In July, 2008, I, Princess Rachella, Intrepid African American Girl International Journalism Consultant, pulled up stakes once again and headed to Nairobi, Kenya. Through my various adventures, I've concluded that if I get any MORE explosively fabulous in these prequel years to "THE BIG 5-0," I will have to register myself with the Pentagon as a thermonuclear incendiary device.

Monday, March 30, 2009

A Moving Experience


Here's how jacked up Sunday was. I spent all morning being ferried around the region looking for empty boxes before finally finding a handful at one of the local Superstores. When I got back home, I realized I needed more and so headed back to scrounge and plead for another handful. But by this point, the lines at the Superstore were so long I almost went starkers waiting to pay for them.

By then it was cool and rainy, so I laid down to take a quick nap and woke up three hours later!!!! Cursing myself for losing so much time, I plowed into the packing and winnowing process. Most of the time was spent knocking off the two inches of silt-like dust that settles on everything in Nairobi, especially when it's tucked away or out of sight. Then I gobbled some take away Indian food too fast and got a wicked case of indigestion.

Basically, I wasted a lot of time refusing to accept the fact that I have far more crap then I thought I had, which really hacked me off. By 11 PM, I was so exhausted, I decided to just pay Phyllis the Housekeeper to finish up what I hadn't gotten to and stumbled to the bathroom to prep for beddie bye. Reached for my toning towelettes (the ones I use to swab the first layer of Nairobi grime off my face and neck before the actual cleansing process begins), I noticed their scent varied greatly from the usual cucumber avocado aroma.

Then I recoiled in horror as I scanned the package from whence I'd just pulled said cleansing cloth. I had just toned and clarified my weary visage with a Mr. Muscle bathrooom wipe.

You know, even though I have only one piece of furniture to move, and not a whole lot of books, moving is still hell, what with the suitcases and dishes and shoes and purses and GEEZ LOUISE!

I should just fling open my apartment door and shout "Come and Get It!!!" The place would be stripped to dry wall in 5 minutes flat. But that rather cynical fantasy aside, I really must think minimalism in the new place.

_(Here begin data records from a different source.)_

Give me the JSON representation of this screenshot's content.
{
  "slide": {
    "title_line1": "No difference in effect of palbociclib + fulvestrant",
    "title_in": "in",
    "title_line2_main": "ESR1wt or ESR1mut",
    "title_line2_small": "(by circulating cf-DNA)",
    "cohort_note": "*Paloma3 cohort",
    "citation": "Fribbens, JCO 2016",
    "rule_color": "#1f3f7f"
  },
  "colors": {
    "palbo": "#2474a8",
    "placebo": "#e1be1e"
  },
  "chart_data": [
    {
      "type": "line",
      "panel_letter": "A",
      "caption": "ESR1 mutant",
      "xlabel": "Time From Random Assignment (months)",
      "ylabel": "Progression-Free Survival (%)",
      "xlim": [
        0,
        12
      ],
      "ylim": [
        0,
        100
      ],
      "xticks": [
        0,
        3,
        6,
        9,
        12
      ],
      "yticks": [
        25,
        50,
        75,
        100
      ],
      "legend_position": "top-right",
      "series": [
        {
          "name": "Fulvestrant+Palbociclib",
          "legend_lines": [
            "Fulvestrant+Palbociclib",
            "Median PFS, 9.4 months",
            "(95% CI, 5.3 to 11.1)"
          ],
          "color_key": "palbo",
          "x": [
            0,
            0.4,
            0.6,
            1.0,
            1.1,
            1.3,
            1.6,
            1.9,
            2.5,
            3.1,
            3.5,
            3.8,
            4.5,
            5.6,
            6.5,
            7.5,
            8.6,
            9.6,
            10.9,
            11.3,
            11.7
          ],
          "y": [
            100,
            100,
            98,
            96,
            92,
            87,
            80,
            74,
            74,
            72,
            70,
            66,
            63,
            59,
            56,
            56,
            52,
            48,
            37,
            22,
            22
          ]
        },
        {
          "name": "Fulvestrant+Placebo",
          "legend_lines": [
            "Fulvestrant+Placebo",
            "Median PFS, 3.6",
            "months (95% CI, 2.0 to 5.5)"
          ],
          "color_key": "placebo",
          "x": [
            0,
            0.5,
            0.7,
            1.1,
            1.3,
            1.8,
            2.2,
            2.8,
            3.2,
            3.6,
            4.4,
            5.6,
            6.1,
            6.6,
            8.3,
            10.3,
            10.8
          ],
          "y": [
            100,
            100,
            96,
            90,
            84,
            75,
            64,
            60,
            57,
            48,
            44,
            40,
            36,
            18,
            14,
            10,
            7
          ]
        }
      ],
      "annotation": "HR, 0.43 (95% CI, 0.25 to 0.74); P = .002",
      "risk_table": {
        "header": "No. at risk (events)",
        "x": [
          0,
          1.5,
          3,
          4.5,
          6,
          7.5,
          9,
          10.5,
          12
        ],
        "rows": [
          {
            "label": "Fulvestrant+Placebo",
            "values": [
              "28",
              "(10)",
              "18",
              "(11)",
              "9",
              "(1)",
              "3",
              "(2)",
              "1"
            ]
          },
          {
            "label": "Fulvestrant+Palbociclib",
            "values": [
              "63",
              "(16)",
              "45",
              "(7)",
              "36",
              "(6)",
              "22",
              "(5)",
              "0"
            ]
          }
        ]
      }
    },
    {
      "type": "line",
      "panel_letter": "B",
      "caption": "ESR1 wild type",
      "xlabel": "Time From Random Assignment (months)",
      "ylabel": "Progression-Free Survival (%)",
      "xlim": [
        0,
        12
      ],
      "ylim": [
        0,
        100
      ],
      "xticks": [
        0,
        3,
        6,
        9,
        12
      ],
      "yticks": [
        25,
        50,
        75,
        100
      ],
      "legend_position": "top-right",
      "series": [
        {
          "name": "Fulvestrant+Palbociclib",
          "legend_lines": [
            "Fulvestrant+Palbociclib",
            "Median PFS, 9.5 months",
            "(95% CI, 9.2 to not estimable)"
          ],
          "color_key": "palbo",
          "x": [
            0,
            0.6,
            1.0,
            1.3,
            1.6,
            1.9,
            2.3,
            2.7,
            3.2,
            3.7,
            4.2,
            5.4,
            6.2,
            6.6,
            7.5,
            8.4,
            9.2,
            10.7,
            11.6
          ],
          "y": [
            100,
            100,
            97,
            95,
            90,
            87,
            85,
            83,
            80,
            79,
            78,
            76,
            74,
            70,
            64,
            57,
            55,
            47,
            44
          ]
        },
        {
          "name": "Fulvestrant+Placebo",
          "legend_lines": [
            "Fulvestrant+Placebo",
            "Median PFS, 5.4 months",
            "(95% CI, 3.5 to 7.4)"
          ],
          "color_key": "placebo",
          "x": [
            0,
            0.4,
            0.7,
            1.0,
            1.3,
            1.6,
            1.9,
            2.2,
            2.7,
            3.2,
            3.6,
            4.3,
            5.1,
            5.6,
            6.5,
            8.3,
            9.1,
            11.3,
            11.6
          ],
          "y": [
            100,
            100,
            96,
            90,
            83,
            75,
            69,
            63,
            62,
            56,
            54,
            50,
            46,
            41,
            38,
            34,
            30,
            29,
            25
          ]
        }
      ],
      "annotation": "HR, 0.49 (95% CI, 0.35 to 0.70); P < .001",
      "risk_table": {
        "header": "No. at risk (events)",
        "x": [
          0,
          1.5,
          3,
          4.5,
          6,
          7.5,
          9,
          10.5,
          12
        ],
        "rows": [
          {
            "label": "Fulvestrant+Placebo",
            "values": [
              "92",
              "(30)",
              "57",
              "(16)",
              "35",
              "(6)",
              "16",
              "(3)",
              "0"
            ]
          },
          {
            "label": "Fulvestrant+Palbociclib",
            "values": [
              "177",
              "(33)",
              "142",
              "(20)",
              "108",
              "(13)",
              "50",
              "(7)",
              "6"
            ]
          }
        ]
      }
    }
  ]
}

Not minimal shoes or clothes, mind you, because I'm only human. Just less clutter and clouds of dust. I'm hoping that because the new place isn't right on the main road, there won't be so much constant smutz in the air and on every available surface. I'm hoping I won't hear as much traffic noise, or the incessant shouting and cheesy disco music from the gym that wakes me up each morning.

And I'm hoping I'll meet some interesting neighbors who'll stick around for a while. Most of the folks at the Liza(rd) were serious short-termers--no more than a month or two at most. Oh, and I already know there are a couple of women of African descent who actually live in the new complex, so I'm also hoping there'll be fewer cases where I'm denied entry until I'm forced to get out of the taxi and shake my fist at the recalcitrant guards.

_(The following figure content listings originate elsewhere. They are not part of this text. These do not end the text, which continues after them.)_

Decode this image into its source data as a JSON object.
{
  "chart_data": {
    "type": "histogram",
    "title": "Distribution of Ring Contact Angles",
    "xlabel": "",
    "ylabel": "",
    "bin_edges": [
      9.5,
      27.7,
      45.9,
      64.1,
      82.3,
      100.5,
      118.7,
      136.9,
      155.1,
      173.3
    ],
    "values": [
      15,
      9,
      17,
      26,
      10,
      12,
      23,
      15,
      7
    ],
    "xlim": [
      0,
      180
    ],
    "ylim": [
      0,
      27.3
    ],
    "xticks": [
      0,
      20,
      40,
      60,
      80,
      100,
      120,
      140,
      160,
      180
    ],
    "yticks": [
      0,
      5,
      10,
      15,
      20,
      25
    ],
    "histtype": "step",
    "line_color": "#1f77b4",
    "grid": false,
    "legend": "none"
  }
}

(You see, most of the women of African descent at the Liza(rd) are the housekeeping staff, or they're providing carnal "aid and comfort" to the short-termers. Unless they've been given advance notice of visiting 'hoes, they can be real sticklers about letting you in.)

Anyhoo, it's almost time to head back home and see how much packing Phyllis the Housekeeper has magically taken care of for me. GOD, I'm going to miss Phyllis. I always thought noone could ever replace Pamela, the dear woman in Gulu who washed my shoelaces every day, so detergent-ically devoted was she to me. But Phyllis is just as incredible with my laundry; everything is spotless and perfectly ironed, in ways I couldn't even begin to try and replicate.

(Don't worry. I'm already plotting to double her salary and get her to work for me at the new place. After all, how many times in life do you get to dramatically improve a person's quality of life just by producing enough flop sweat to choke a camel?)

But enough of these disjointed ramblings, already. I guess I'm just a bit giddy about tomorrow. It'll be a moving experience.